TANCOS

O ministro que sabia de menos

Azeredo Lopes nunca soube de nada. Ouvindo as suas sucessivas declarações ao longo do último ano, conclui-se que o ministro da Defesa foi sabendo dos desenvolvimentos do assalto a Tancos ou pelos jornais ou com a mesma informação que seria noticiada nos jornais. Tancos não é um mistério, são muitos

Texto Pedro Santos Guerreiro Ilustração Tiago Pereira Santos

Quando esta quarta-feira à noite o Expresso falou com José Azeredo Lopes, surpreendeu-o com a informação: o major Vasco Brazão assegurara na terça-feira ao juiz de instrução do caso Tancos ter dado conhecimento ao ministro da Defesa, mais de um mês após a recuperação do armamento furtado em Tancos, da encenação montada na Chamusca. O ministro não quis comentar a informação relacionada com o interrogatório de Vasco Brazão, invocando o segredo de justiça. Mas respondeu com uma só palavra à pergunta sobre se foi ou não informado da operação de encobrimento: “não”.

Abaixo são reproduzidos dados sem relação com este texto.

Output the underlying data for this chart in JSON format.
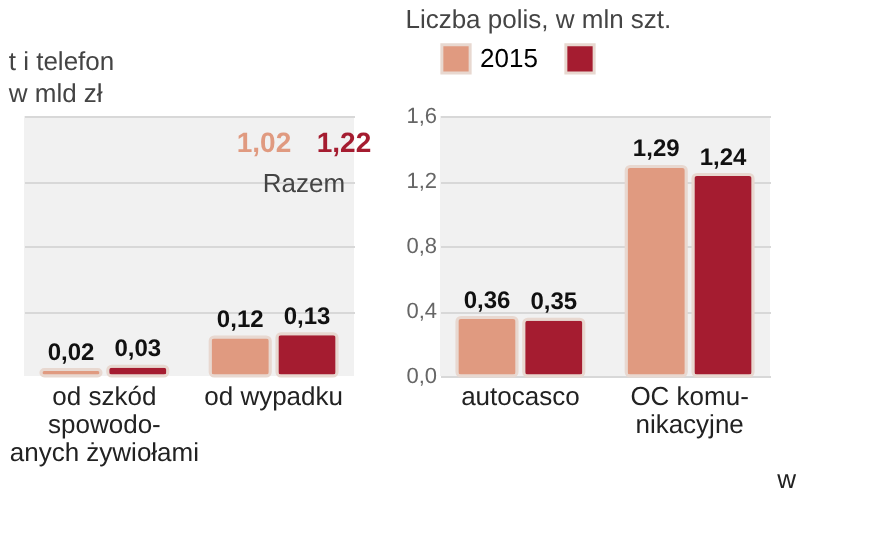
{
  "chart_data": [
    {
      "type": "bar",
      "title": "t i telefon",
      "subtitle": "w mld zł",
      "categories": [
        "od szkód\nspowodo-\nanych żywiołami",
        "od wypadku"
      ],
      "series": [
        {
          "name": "2015",
          "color": "#e09a80",
          "values": [
            0.02,
            0.12
          ],
          "value_labels": [
            "0,02",
            "0,12"
          ]
        },
        {
          "name": null,
          "color": "#a51c30",
          "values": [
            0.03,
            0.13
          ],
          "value_labels": [
            "0,03",
            "0,13"
          ]
        }
      ],
      "ylim": [
        0,
        0.8
      ],
      "yticks": [
        {
          "value": 0.2,
          "label": null
        },
        {
          "value": 0.4,
          "label": null
        },
        {
          "value": 0.6,
          "label": null
        },
        {
          "value": 0.8,
          "label": null
        }
      ],
      "grid": "y",
      "tick_labels": "x",
      "annotations": [
        "1,02",
        "1,22",
        "Razem"
      ]
    },
    {
      "type": "bar",
      "title": "Liczba polis, w mln szt.",
      "categories": [
        "autocasco",
        "OC komu-\nnikacyjne"
      ],
      "series": [
        {
          "name": "2015",
          "color": "#e09a80",
          "values": [
            0.36,
            1.29
          ],
          "value_labels": [
            "0,36",
            "1,29"
          ]
        },
        {
          "name": null,
          "color": "#a51c30",
          "values": [
            0.35,
            1.24
          ],
          "value_labels": [
            "0,35",
            "1,24"
          ]
        }
      ],
      "ylim": [
        0,
        1.6
      ],
      "yticks": [
        {
          "value": 0,
          "label": "0,0"
        },
        {
          "value": 0.4,
          "label": "0,4"
        },
        {
          "value": 0.8,
          "label": "0,8"
        },
        {
          "value": 1.2,
          "label": "1,2"
        },
        {
          "value": 1.6,
          "label": "1,6"
        }
      ],
      "grid": "y",
      "annotations": [
        "w"
      ],
      "legend": "top right"
    }
  ]
}
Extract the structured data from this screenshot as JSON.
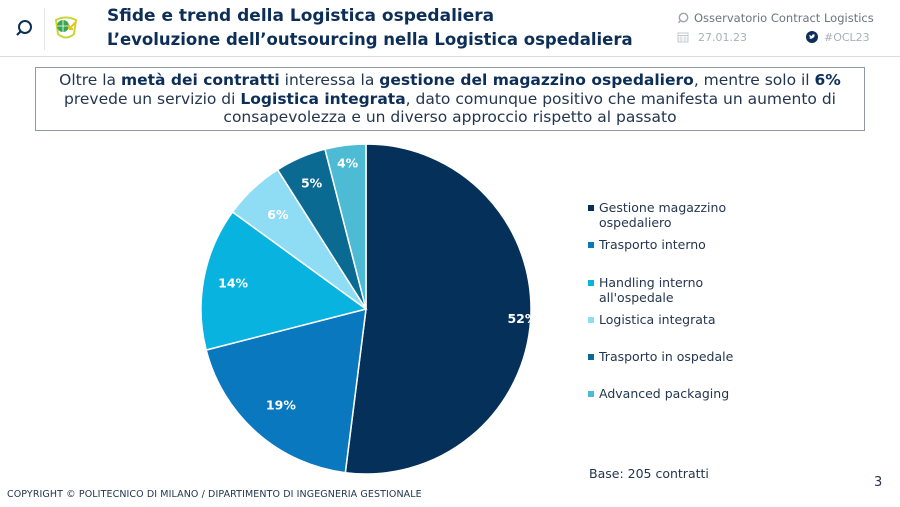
{
  "header": {
    "title": "Sfide e trend della Logistica ospedaliera",
    "subtitle": "L’evoluzione dell’outsourcing nella Logistica ospedaliera",
    "observatory": "Osservatorio Contract Logistics",
    "date": "27.01.23",
    "hashtag": "#OCL23",
    "icons": [
      "search-icon",
      "globe-logo-icon",
      "chat-bubble-icon",
      "calendar-icon",
      "twitter-icon"
    ]
  },
  "callout": {
    "segments": [
      {
        "text": "Oltre la ",
        "bold": false
      },
      {
        "text": "metà dei contratti",
        "bold": true
      },
      {
        "text": " interessa la ",
        "bold": false
      },
      {
        "text": "gestione del magazzino ospedaliero",
        "bold": true
      },
      {
        "text": ", mentre solo il ",
        "bold": false
      },
      {
        "text": "6%",
        "bold": true
      },
      {
        "text": " prevede un servizio di ",
        "bold": false
      },
      {
        "text": "Logistica integrata",
        "bold": true
      },
      {
        "text": ", dato comunque positivo che manifesta un aumento di consapevolezza e un diverso approccio rispetto al passato",
        "bold": false
      }
    ]
  },
  "chart_data": {
    "type": "pie",
    "title": "",
    "categories": [
      "Gestione magazzino ospedaliero",
      "Trasporto interno",
      "Handling interno all'ospedale",
      "Logistica integrata",
      "Trasporto in ospedale",
      "Advanced packaging"
    ],
    "values": [
      52,
      19,
      14,
      6,
      5,
      4
    ],
    "labels": [
      "52%",
      "19%",
      "14%",
      "6%",
      "5%",
      "4%"
    ],
    "colors": [
      "#04305a",
      "#0a78be",
      "#09b3e0",
      "#8fdcf5",
      "#0a6a91",
      "#4dbbd3"
    ],
    "start": "12 o'clock, clockwise",
    "legend_position": "right",
    "base_note": "Base: 205 contratti"
  },
  "footer": {
    "copyright": "COPYRIGHT © POLITECNICO DI MILANO / DIPARTIMENTO DI INGEGNERIA GESTIONALE",
    "page_number": "3"
  }
}
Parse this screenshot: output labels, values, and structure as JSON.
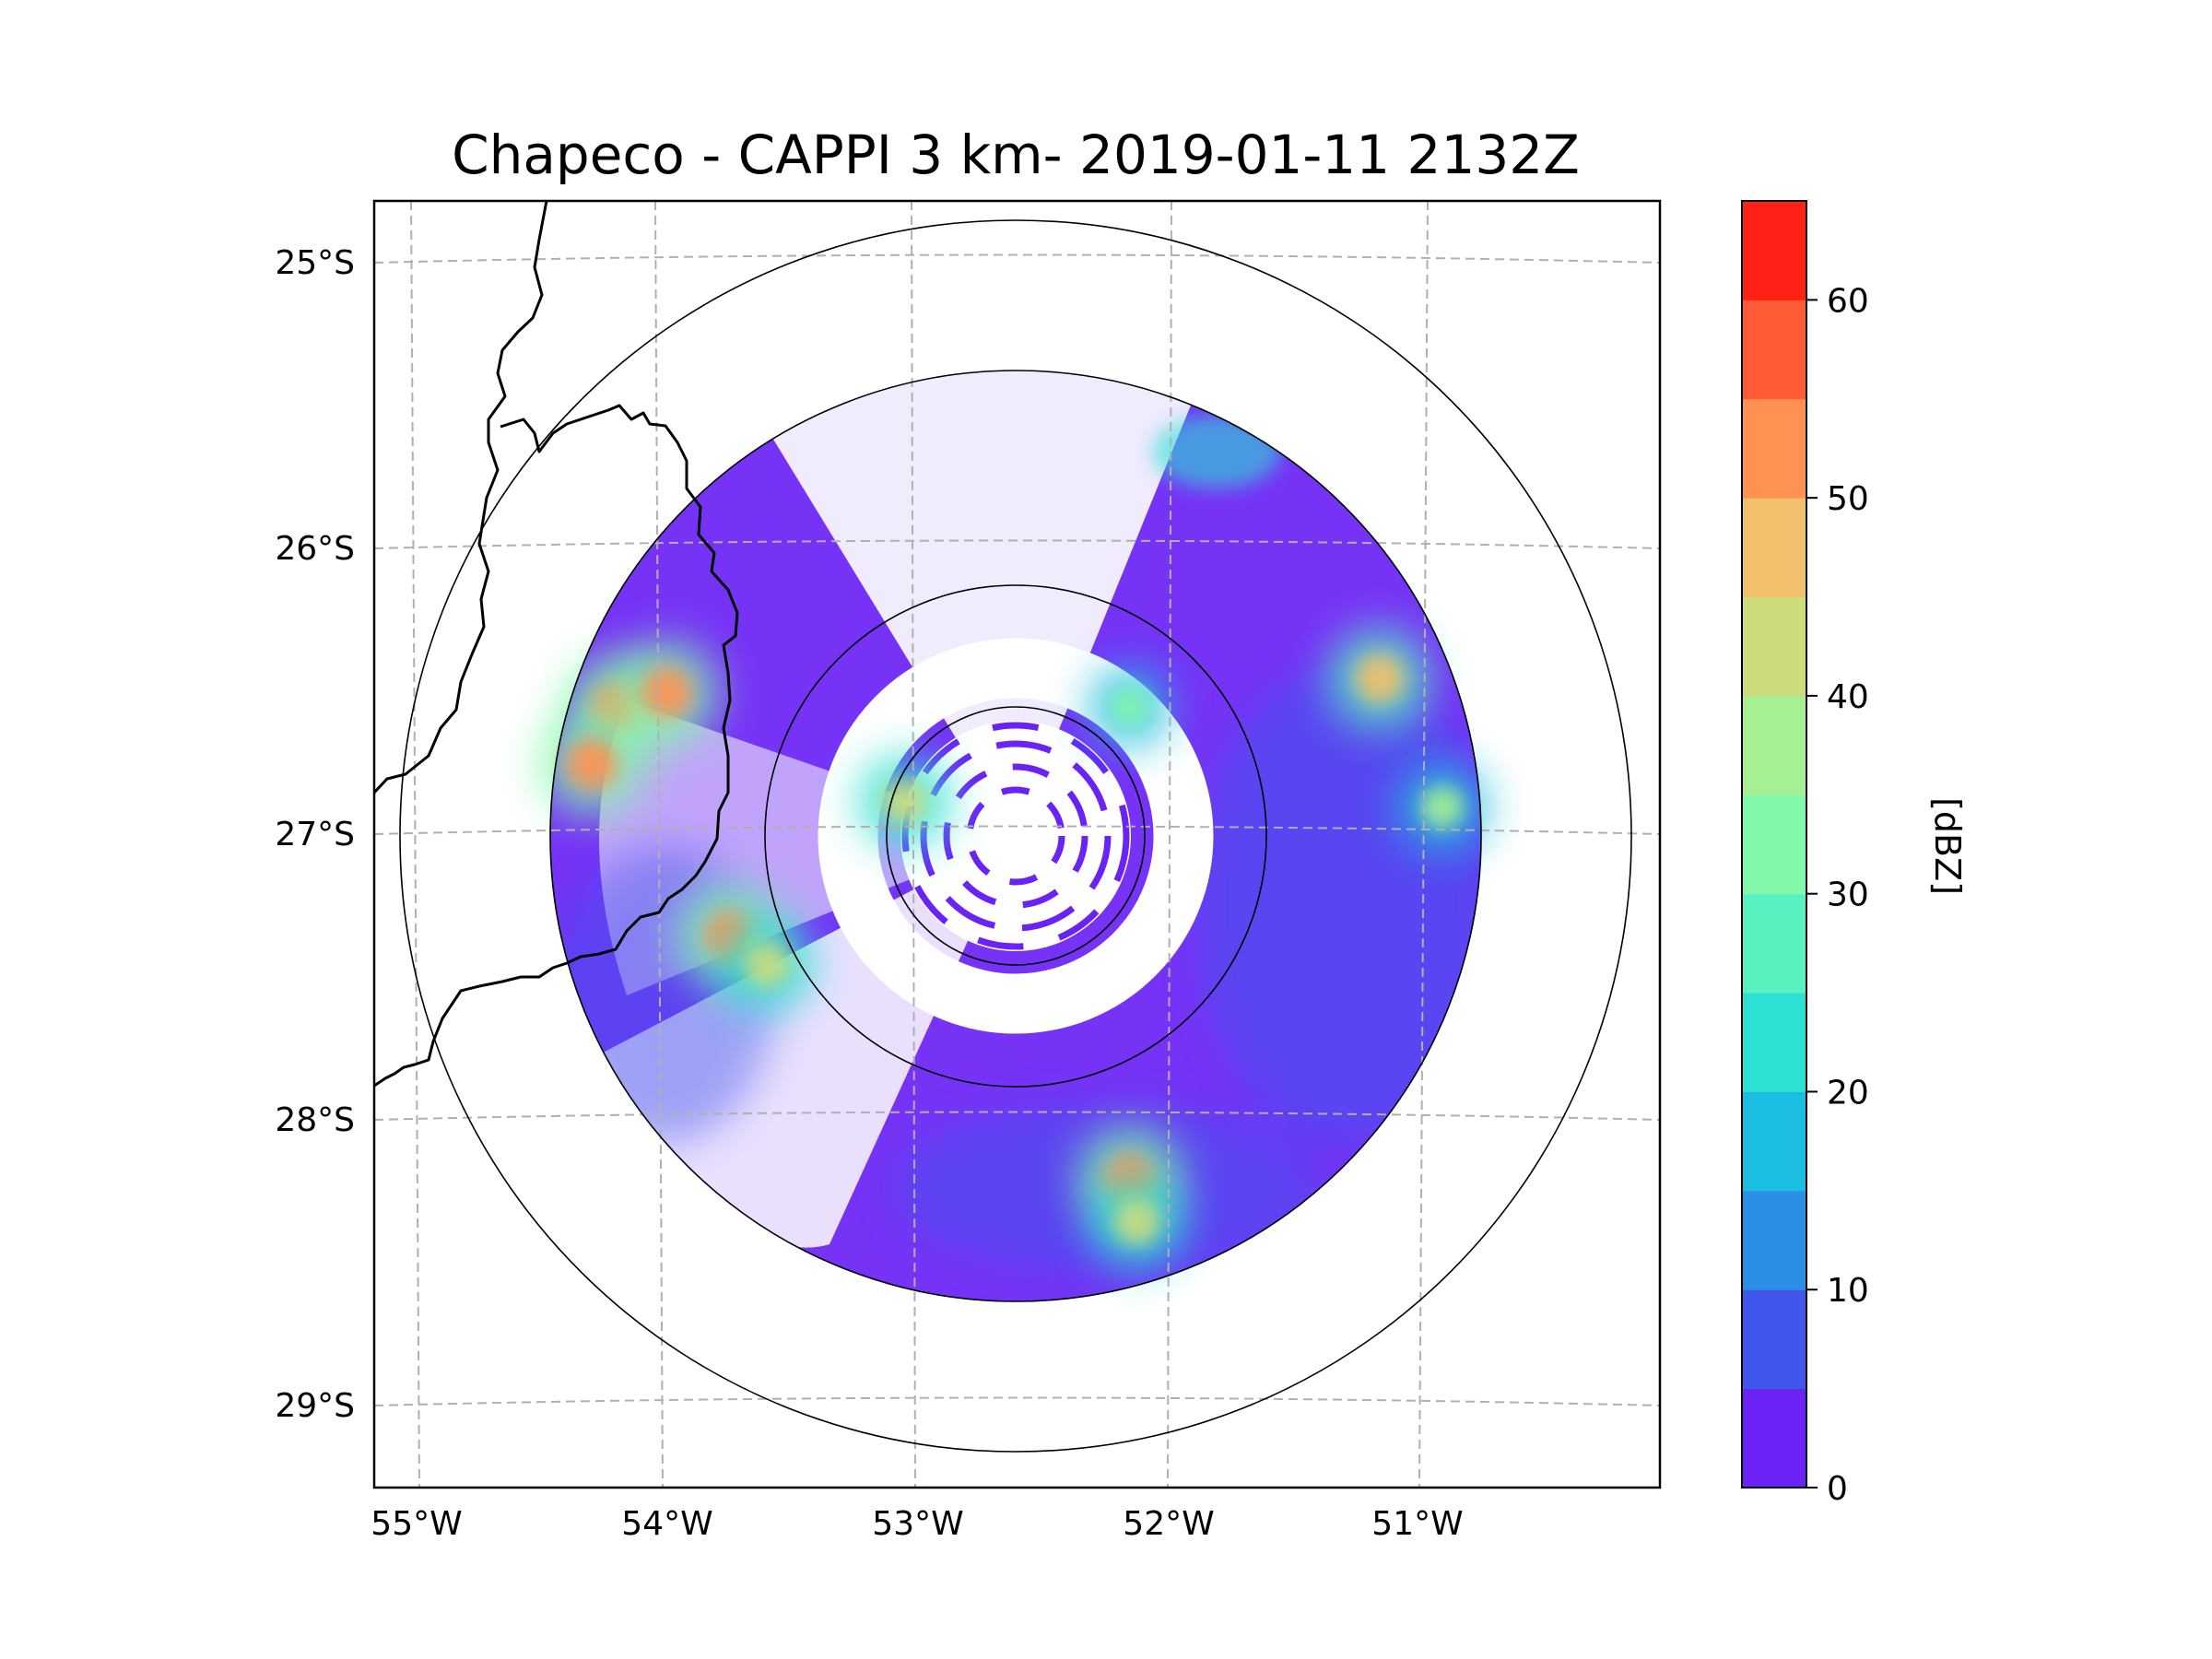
{
  "chart_data": {
    "type": "heatmap",
    "title": "Chapeco - CAPPI 3 km- 2019-01-11 2132Z",
    "radar": {
      "site": "Chapeco",
      "product": "CAPPI 3 km",
      "datetime": "2019-01-11 2132Z",
      "center_lon": -52.6,
      "center_lat": -27.05
    },
    "x_ticks": [
      {
        "value": -55,
        "label": "55°W"
      },
      {
        "value": -54,
        "label": "54°W"
      },
      {
        "value": -53,
        "label": "53°W"
      },
      {
        "value": -52,
        "label": "52°W"
      },
      {
        "value": -51,
        "label": "51°W"
      }
    ],
    "y_ticks": [
      {
        "value": -25,
        "label": "25°S"
      },
      {
        "value": -26,
        "label": "26°S"
      },
      {
        "value": -27,
        "label": "27°S"
      },
      {
        "value": -28,
        "label": "28°S"
      },
      {
        "value": -29,
        "label": "29°S"
      }
    ],
    "xlim": [
      -55.17,
      -50.03
    ],
    "ylim": [
      -29.28,
      -24.78
    ],
    "range_rings_deg": [
      0.5,
      1.0,
      1.85,
      2.45
    ],
    "colorbar": {
      "label": "[dBZ]",
      "min": 0,
      "max": 65,
      "ticks": [
        0,
        10,
        20,
        30,
        40,
        50,
        60
      ],
      "levels": [
        0,
        5,
        10,
        15,
        20,
        25,
        30,
        35,
        40,
        45,
        50,
        55,
        60,
        65
      ],
      "colors": [
        "#6a22f5",
        "#4157ec",
        "#2b8fe6",
        "#1bbde0",
        "#2ce0d3",
        "#58f2c0",
        "#82f8aa",
        "#a6ef93",
        "#cddb7d",
        "#f0c06c",
        "#ff9252",
        "#ff5b36",
        "#ff2016"
      ]
    },
    "echo_cells": [
      {
        "lon": -54.2,
        "lat": -26.55,
        "dbz": 50
      },
      {
        "lon": -54.0,
        "lat": -26.5,
        "dbz": 50
      },
      {
        "lon": -54.3,
        "lat": -26.75,
        "dbz": 50
      },
      {
        "lon": -53.75,
        "lat": -27.35,
        "dbz": 50
      },
      {
        "lon": -53.6,
        "lat": -27.45,
        "dbz": 42
      },
      {
        "lon": -52.15,
        "lat": -28.2,
        "dbz": 50
      },
      {
        "lon": -52.12,
        "lat": -28.35,
        "dbz": 42
      },
      {
        "lon": -51.15,
        "lat": -26.45,
        "dbz": 48
      },
      {
        "lon": -50.9,
        "lat": -26.9,
        "dbz": 38
      },
      {
        "lon": -53.05,
        "lat": -26.88,
        "dbz": 40
      },
      {
        "lon": -52.15,
        "lat": -26.55,
        "dbz": 30
      }
    ]
  }
}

O que soube até hoje o ministro da Defesa sobre o caso do assalto a Tancos? O primeiro-ministro tem saído sucessivamente em sua defesa, afirmando por exemplo que não é responsabilidade de nenhum membro do governo estar de guarda à porta de paióis. Esta quinta de manhã, após a publicação da notícia do Expresso, pôs um cinto de segurança político na cadeira da Azeredo Lopes, mantendo a confiança política.

“Desconheço em absoluto o que tenha sido dito por qualquer pessoa em qualquer depoimento, que aliás presumo que esteja em segredo de justiça”, afirmou António Costa ao Expresso. “Conheço o que de modo inequívoco o ministro da Defesa Nacional já declarou em público e que não suscita qualquer quebra de confiança.”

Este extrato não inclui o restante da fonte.